I. Introduction
Le présent rapport, qui couvre la période allant de janvier à décembre 2015, est soumis en application du paragraphe 22 de la résolution 2106 (2013), dans laquelle le Conseil de sécurité m’a prié de lui faire rapport chaque année sur la mise en oeuvre de ses résolutions 1820 (2008), 1888 (2009) et 1960 (2010) et de lui recommander des mesures stratégiques. Les faits nouveaux survenus pendant la période considérée renforcent les craintes au sujet de l’utilisation de la violence sexuelle par les groupes terroristes et extrémistes violents, notamment dans le cadre du système de punition et de récompense instauré pour consolider leur pouvoir. Dans sa résolution 2242 (2015), le Conseil a constaté l’évolution du contexte mondial en matière de paix et de sécurité, en particulier les dimensions sexuelles de l’extrémisme violent et du déplacement massif de population. En qualifiant la violence sexuelle à la fois de tactique de guerre et de tactique de terrorisme [résolution 2242 (2015)], il a reconnu que les stratégies de règlement des conflits et de lutte contre le terrorisme ne pouvaient plus être dissociées des efforts entrepris pour protéger et autonomiser les femmes et les filles et lutter contre les violences sexuelles liées aux conflits.
L’expression « violences sexuelles liées aux conflits » recouvre des actes tels que le viol, l’esclavage sexuel, la prostitution, la grossesse, l’avortement, la stérilisation et le mariage forcés et toute autre forme de violence sexuelle de gravité comparable, perpétrés contre des femmes, des hommes, des filles ou des garçons, et ayant un lien direct ou indirect (temporel, géographique ou causal) avec un conflit. Ce lien peut se manifester dans le profil de l’auteur (qui est souvent rattaché à un groupe armé, étatique ou non), le profil de la victime (qui appartient souvent à une minorité politique, ethnique ou religieuse persécutée), le climat d’impunité (qui est généralement associé à l’effondrement de l’État), les répercussions transfrontières (comme les déplacements de population et la traite des personnes) ou les violations d’accords de cessez-le-feu.
Même si de nombreuses régions sont exposées à la menace de violences sexuelles liées aux conflits, en sont le théâtre ou en subissent les retombées, le présent rapport se limite toutefois aux 19 pays pour lesquels on dispose d’informations fiables. Pour la première fois, les entités des Nations Unies sur le terrain ont été priées de présenter des rapports sur l’utilisation de la violence sexuelle comme tactique de terrorisme (voir sect. III). Il convient de lire le présent rapport en tenant compte de mes sept rapports précédents sur les violences sexuelles liées aux conflits, l’ensemble des informations qu’ils contiennent indiquant les raisons qui ont présidé à l’inscription de 48 parties sur la liste (voir annexe).

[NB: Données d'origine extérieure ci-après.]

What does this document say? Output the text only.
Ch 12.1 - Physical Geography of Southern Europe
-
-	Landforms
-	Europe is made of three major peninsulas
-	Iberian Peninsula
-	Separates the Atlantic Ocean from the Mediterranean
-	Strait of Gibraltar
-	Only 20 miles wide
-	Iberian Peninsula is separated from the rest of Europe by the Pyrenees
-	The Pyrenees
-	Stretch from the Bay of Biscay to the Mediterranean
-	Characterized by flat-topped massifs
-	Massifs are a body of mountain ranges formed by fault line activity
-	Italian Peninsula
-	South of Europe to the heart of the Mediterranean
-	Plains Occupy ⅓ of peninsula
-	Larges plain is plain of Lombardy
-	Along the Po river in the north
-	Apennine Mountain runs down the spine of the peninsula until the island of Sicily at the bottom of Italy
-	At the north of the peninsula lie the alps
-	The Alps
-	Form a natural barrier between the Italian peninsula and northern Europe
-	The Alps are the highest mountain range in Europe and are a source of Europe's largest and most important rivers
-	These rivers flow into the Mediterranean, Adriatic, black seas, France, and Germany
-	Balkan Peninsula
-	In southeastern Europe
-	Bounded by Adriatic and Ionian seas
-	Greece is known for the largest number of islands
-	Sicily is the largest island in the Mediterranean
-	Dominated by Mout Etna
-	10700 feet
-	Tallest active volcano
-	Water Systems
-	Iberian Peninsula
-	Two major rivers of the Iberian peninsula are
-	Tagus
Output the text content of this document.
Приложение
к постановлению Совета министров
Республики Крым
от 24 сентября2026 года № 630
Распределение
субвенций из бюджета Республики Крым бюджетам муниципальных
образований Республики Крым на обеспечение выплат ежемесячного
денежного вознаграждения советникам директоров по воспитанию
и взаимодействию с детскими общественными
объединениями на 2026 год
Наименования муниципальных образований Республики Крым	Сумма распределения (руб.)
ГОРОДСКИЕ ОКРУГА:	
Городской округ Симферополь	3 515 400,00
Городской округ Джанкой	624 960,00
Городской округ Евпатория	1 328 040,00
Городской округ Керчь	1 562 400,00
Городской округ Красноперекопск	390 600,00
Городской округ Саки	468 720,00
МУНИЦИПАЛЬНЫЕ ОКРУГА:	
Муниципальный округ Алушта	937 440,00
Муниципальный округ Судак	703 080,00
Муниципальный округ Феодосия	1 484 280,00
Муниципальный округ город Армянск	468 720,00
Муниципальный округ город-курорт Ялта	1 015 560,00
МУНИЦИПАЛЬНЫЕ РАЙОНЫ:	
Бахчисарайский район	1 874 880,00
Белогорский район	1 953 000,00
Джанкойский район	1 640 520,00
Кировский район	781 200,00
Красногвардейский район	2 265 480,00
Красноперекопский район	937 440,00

Comme en 2014, la majorité de ces parties sont des acteurs non étatiques. Intervenir auprès de ces acteurs pour les amener à respecter les résolutions du Conseil de sécurité soulève des difficultés politiques et opérationnelles sans précédent. Tous les États qui ont été inscrits à maintes reprises sur la liste en raison de graves violations contre des enfants et de violences sexuelles liées aux conflits ne seront plus autorisés à participer aux opérations de paix des Nations Unies. Les fournisseurs de contingents et de personnel de police qui sont actuellement visés dans cette liste pour de telles raisons sont priés de prendre contact avec mes représentants spéciaux pour s’en faire retirer et pour mettre en oeuvre des engagements assortis d’échéances précises ainsi que des plans d’action concrets afin de faire cesser les violations qui ont motivé leur inscription [voir résolution 2242 (2015) et S/2015/682].
Le présent rapport a été établi sur la base d’informations réunies par les Nations Unies. Grâce à la présence accrue sur le terrain de conseillers pour la protection des femmes, qui sont chargés de convoquer les réunions dans le cadre des arrangements de suivi, d’analyse et de communication de l’information relatifs aux violences sexuelles liées aux conflits et de faciliter le dialogue entre les parties au conflit en vue d’obtenir des engagements en matière de protection, la qualité des données et des analyses guidant les interventions s’est améliorée. À ce jour, 34 conseillers sont déployés dans sept missions. Les six missions de maintien de la paix investies d’un mandat de protection des civils ont toutes mis en place les arrangements de suivi, d’analyse et de communication de l’information et intégré dans leurs dispositifs de protection au sens large le tableau d’indicateurs d’alerte rapide relatifs aux violences sexuelles liées aux conflits. L’action concertée menée pour renforcer les mesures de prévention, d’alerte et d’intervention rapides face aux violences sexuelles liées aux conflits continuera de nécessiter des ressources humaines et financières adaptées à l’ampleur de la tâche.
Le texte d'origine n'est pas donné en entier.